Getting up on his virtual sandbox, former analyst Phil Fersht recently proffered his predictions for the outsourcing market in 2010. Even though Phil is no longer officially an independent analyst given his role at Cognizant, I still turn to him first for his opinions on the subject, if for no other reason than he is quick to buy the first round of drinks if he knows that someone is actually listening to him. (Which most others do as well, in most cases, even if they're sober and reading his stuff from a distance.) Because Phil, unlike most analyst types who look at the outsourcing arena, is anything but boring and staid in how he looks at things. Consider his view, which I unfortunately hold as well, that "Labor arbitrage will continue to dominate outsourcing, but the smart providers will be focused on providing consultative value to their clients." In the procurement sector, there are still far too many deals getting done for the wrong reasons, including the labor-cost arbitrage of the kind Phil points out.

As Phil notes, "When you consider that 75% of service-provider staff for ERP development and support are still onshore, there's a lot more wiggle room for new and existing clients to cut costs through lifting and shifting work offshore." This statement could be applied equally to transactional support in procurement focused on the plumbing, supplier enablement, and data management associated with P2P processes and systems. Far too many companies considering procurement outsourcing in this regard are more likely to see dollar signs from their own inabilities to reduce operating costs rather than the opportunity to actually get a process right in the first place. But, according to Phil, if there is any good news in this, it's that "Those providers proving operationally efficient and cost competitive to win this labor-arbitrage work today will find themselves in a strong position to push higher-end business-transformational services in the future, because they will already be present within clients delivering operational work."

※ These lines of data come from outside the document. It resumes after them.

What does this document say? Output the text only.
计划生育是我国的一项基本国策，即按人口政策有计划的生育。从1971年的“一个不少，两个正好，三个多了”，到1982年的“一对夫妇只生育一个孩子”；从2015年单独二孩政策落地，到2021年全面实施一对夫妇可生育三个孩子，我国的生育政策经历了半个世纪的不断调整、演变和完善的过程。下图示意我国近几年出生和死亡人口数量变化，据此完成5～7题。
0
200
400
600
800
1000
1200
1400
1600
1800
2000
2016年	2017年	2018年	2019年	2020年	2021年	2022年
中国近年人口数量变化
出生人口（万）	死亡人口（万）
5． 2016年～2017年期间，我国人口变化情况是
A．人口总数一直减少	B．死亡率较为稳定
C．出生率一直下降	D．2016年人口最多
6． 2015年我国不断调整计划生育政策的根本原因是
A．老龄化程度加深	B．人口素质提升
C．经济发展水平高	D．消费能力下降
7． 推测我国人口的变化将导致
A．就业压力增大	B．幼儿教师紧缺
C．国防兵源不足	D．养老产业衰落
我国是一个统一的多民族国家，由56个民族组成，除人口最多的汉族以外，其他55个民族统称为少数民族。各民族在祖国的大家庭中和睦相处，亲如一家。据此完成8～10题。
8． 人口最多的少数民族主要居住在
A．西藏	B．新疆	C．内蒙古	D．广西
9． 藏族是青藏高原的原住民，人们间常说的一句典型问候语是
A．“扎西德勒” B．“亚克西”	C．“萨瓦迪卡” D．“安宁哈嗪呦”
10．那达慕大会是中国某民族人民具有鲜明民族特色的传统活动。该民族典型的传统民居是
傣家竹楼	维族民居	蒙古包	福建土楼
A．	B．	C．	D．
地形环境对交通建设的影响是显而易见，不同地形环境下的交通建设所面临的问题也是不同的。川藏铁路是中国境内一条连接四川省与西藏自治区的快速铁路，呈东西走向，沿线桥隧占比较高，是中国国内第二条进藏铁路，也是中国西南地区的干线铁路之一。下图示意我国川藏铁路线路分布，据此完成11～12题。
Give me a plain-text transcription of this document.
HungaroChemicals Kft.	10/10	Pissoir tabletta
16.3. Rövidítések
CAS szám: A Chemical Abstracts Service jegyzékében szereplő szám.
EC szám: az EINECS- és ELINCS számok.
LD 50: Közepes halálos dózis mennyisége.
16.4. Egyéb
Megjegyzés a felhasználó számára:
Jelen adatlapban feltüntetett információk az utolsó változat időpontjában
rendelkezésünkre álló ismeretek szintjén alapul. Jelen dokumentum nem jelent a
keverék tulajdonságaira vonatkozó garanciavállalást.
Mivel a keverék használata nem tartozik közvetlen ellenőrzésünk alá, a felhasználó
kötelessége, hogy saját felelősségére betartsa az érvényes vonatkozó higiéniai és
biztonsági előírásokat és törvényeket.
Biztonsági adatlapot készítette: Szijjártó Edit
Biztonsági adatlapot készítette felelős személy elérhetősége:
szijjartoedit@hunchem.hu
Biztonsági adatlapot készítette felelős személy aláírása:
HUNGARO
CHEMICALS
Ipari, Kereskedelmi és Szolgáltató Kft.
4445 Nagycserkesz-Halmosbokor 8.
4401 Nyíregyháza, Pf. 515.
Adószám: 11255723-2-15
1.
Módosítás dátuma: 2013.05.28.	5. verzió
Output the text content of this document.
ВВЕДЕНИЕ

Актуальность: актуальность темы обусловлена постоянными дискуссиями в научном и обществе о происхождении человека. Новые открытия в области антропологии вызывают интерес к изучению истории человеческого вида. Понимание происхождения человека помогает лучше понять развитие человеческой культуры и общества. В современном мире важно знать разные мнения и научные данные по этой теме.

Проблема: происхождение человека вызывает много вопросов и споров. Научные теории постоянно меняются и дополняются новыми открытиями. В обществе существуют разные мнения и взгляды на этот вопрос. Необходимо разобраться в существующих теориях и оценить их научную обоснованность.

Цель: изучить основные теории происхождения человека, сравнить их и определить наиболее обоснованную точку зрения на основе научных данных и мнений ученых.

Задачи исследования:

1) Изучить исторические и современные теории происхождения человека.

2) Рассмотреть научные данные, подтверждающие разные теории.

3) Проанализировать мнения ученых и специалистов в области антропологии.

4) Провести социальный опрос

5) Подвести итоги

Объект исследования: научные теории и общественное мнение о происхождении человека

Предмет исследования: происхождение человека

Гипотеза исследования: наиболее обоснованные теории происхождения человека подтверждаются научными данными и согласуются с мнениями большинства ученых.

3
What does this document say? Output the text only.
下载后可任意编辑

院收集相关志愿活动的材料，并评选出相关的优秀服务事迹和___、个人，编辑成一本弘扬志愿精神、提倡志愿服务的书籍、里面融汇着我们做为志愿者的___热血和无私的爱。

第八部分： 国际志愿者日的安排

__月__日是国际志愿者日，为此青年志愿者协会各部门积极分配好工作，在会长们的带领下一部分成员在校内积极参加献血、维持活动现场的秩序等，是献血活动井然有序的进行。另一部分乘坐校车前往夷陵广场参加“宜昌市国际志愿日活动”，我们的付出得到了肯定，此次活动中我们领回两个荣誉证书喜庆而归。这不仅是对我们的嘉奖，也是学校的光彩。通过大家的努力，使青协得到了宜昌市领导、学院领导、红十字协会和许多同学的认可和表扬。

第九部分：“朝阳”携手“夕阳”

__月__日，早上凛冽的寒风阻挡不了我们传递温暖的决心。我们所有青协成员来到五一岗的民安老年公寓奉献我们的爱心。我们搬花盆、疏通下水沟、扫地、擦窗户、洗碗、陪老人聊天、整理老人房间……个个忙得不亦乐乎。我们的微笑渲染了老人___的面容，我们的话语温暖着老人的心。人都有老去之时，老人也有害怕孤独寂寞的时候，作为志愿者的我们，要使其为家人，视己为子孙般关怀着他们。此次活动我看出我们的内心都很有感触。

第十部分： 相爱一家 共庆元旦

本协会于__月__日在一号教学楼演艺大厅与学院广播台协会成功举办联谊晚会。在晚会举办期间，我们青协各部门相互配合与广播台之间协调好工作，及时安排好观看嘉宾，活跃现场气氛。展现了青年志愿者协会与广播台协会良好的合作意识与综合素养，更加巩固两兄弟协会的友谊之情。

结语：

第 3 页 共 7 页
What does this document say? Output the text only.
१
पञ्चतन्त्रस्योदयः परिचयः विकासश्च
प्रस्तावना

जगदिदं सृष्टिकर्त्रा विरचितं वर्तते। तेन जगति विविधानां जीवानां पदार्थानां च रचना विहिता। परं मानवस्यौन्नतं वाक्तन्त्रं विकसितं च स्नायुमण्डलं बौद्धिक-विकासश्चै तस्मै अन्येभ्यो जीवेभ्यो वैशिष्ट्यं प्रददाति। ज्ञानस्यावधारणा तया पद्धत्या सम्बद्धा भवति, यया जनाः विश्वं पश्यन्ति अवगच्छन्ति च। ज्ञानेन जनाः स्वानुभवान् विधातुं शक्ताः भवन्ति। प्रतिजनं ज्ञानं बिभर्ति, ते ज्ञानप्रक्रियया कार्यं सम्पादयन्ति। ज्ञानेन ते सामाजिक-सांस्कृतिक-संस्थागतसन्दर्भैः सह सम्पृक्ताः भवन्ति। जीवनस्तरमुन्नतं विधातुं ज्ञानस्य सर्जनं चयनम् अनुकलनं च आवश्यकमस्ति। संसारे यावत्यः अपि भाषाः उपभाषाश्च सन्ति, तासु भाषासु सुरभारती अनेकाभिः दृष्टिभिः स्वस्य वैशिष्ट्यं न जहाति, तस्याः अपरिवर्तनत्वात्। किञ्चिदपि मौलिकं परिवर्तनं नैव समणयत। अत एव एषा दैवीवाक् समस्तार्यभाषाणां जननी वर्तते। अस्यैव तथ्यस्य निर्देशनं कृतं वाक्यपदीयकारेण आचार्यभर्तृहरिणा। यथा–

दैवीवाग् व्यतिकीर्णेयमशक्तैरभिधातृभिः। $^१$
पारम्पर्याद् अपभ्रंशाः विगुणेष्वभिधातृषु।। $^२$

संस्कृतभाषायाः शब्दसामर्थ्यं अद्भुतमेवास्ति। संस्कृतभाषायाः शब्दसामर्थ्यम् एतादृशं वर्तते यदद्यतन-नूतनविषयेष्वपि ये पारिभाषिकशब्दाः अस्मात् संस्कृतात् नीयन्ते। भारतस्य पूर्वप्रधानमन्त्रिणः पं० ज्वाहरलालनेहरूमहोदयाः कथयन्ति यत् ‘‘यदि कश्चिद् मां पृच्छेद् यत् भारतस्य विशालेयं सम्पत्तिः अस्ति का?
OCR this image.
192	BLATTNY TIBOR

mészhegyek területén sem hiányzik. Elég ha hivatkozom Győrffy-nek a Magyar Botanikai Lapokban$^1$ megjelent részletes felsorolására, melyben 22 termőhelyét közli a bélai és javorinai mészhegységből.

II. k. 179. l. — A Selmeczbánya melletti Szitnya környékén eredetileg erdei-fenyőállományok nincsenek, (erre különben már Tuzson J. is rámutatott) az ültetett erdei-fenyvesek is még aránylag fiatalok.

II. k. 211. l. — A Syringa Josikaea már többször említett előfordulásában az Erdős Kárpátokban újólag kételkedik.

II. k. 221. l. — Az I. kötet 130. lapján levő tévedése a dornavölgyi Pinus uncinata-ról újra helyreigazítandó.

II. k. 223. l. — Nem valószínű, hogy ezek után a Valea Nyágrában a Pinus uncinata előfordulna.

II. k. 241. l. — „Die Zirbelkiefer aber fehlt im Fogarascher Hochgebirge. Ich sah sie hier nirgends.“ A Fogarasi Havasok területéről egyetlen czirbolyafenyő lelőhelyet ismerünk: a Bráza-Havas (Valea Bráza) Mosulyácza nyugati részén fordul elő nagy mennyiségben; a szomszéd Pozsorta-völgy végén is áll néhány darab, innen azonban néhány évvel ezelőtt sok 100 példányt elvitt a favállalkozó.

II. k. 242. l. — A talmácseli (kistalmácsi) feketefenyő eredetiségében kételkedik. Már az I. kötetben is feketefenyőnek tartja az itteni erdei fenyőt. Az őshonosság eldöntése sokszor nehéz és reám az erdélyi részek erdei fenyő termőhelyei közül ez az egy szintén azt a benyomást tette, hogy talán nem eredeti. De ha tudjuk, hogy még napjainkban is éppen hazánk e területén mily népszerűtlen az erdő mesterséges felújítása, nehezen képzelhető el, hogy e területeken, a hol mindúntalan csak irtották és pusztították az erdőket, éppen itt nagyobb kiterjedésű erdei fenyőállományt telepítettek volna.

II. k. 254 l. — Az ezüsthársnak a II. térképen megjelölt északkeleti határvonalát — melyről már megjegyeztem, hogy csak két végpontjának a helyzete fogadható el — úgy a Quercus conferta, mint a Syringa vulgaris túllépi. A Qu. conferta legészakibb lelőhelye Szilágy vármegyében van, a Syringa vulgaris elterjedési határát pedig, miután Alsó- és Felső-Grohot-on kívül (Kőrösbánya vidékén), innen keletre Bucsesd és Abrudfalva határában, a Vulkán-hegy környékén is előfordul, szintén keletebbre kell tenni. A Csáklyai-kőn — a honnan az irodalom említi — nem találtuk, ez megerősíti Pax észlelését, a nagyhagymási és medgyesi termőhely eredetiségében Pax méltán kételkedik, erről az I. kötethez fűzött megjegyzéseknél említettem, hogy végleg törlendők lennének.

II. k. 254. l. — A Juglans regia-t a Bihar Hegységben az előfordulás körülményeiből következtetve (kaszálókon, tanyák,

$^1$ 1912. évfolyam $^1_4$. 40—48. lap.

Still, I find it a shame that, when it comes to procurement outsourcing in general, decisions related to labor cost still come to dominate many decisions. There's so much more to be saved from outsourcing by better sourcing, supplier management, demand management, risk reduction, and targeting new areas of spend (e.g., services/contingent spending) that cut across global lines of business. And all of this can, in theory, be outsourced to providers who don't have to necessarily be as politically careful -- provided they have CFO and CEO support -- about the potential minefields they're walking into. Perhaps labor-cost arbitrage is easy for companies and procurement executives to get their arms around; it's most certainly less threatening than admitting that their own processes and capabilities leave something to be desired. But as long as the outsourcing-opportunity discussion focuses on this level, organizations will be short-changing themselves aboiut the true PO opportunity.